Eren grogna un truc entre ses dents que même lui ne comprit pas et, à deux doigts d'enfouir sa tête entre ses mains, espérait juste que ses joues ne soient pas trop rouges.
- D'accord, capitula-t-il sans plus d'explications, joyeux anniversaire Armin.
Le blond lui offrit un sourire rayonnant.
- Merci !
Heureusement, son ami n'insista pas et ne lui demanda pas s'il regrettait d'être venu, ce qu'il aurait sûrement fait si la panique d'Eren ne s'affichait pas comme une tâche au milieu de sa figure.
La conversation dériva doucement sur leur quotidien, et ils parlèrent des études et du travail et de toutes ces choses dont les étudiants discutaient, entre des sujets bien trop adultes et d'autres blagues de leur adolescence.
En attendant leurs verres, Eren s'était enflammé sur un sujet qui le concernait à peine et tentait d'expliquer à Armin et Mikasa en quoi il trouvait dangereux que la couronne périurbaine de la ville prenne du terrain sur la campagne en Italie. Au moment où le blond allait lui rappeler qu'il ne faisait même pas des études de géographie, le serveur/barman/Jean revint en déposant doucement les boissons sur la table.
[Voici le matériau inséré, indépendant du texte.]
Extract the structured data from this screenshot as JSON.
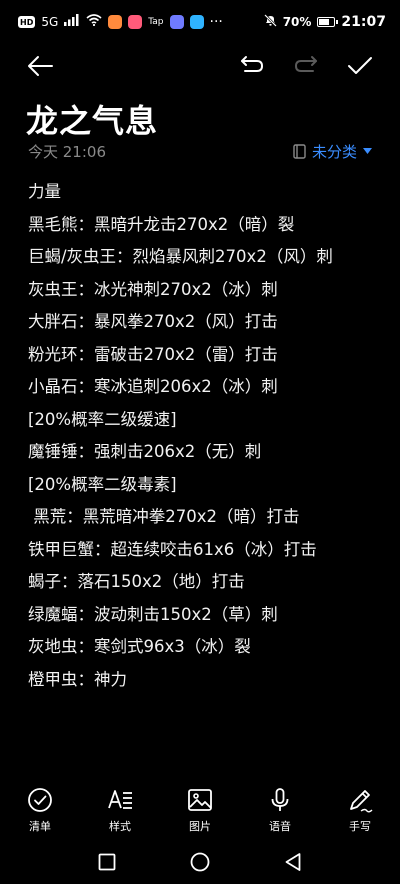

L'effet fut instantané : Eren en perdit sa langue et se contenta de marmonner un « merci », prenant son verre entre ses doigts et l'utilisant comme bouclier, regardant fixement le breuvage qui s'y trouvait. Les mouvements de Jean avait mis son bras en lumière et le brun avait pu y apercevoir un large tatouage. Même sans vraiment en avoir saisi le dessin, l'idée avait suffi à ce qu'il reprenne des couleurs.
Quand Jean retourna à son bar, Mikasa se pencha vers Eren.
- Va lui parler.
Eren leva les yeux au ciel, masquant sa gêne derrière une agitation exagérée.
- T'es dingue ? Pour lui dire quoi ?
Il devait avoir parlé à un volume plus élevé que ce qui était attendu de lui dans un tel bar puisqu'Armin lui intima de baisser la voix.
- Tu peux lui parler de la couronne périurbaine, rajouta le blond en haussant les épaules.
Eren le fusilla du regard.
- Très drôle, Armin.
- En tout cas, ça avait l'air de l'intéresser, rajouta Mikasa.
Eren sentit ses entrailles fondre dans son ventre.
- Comment ça ? croassa-t-il, mais sa sœur se contenta d'hausser les épaules.
Le brun en était convaincu maintenant : il était condamné à traverser une longue vie de souffrance et de galère absolue, tout ça parce-que sa sœur et son meilleur ami étaient incapables de l'aider comme il se le devait.
Il passa le reste de la soirée à ou bien participer activement à la discussion, ou bien se laisser – discrètement – distraire par les gestes de Jean à l'autre bout de la pièce. Peut-être que le garçon était aussi un étudiant : il n'avait pas l'air d'aimer particulièrement ce qu'il faisait, et les rares fois où il ne souriait pas par politesse étaient quand il discutait avec sa collègue.
Une fois que le trio eut terminé leur dernier verre, Eren sortit sa carte en premier.
- J'y vais.
- C'est à toi de payer, de toute façon, précisa Mikasa.
- Et c'est mon anniversaire.
Le brun leva les yeux au ciel : ils étaient incapables d'apprécier sa générosité légendaire. Il leur laissa sa veste et quitta la banquette, traversant la pièce, les jambes fébriles d'être resté assis aussi longtemps – ou bien de savoir exactement dans quelle direction il se rendait.
Une fois arrivé au bar, il s'y accouda de la façon la plus nonchalante possible. Jean était à quelques mètres à peine, et le brun vit sa collègue lui faire un signe pour lui indiquer sa présence.
Il dut se faire violence pour ne rien y lire et présenta sa carte avec un sourire quand Jean se plaça en face de lui.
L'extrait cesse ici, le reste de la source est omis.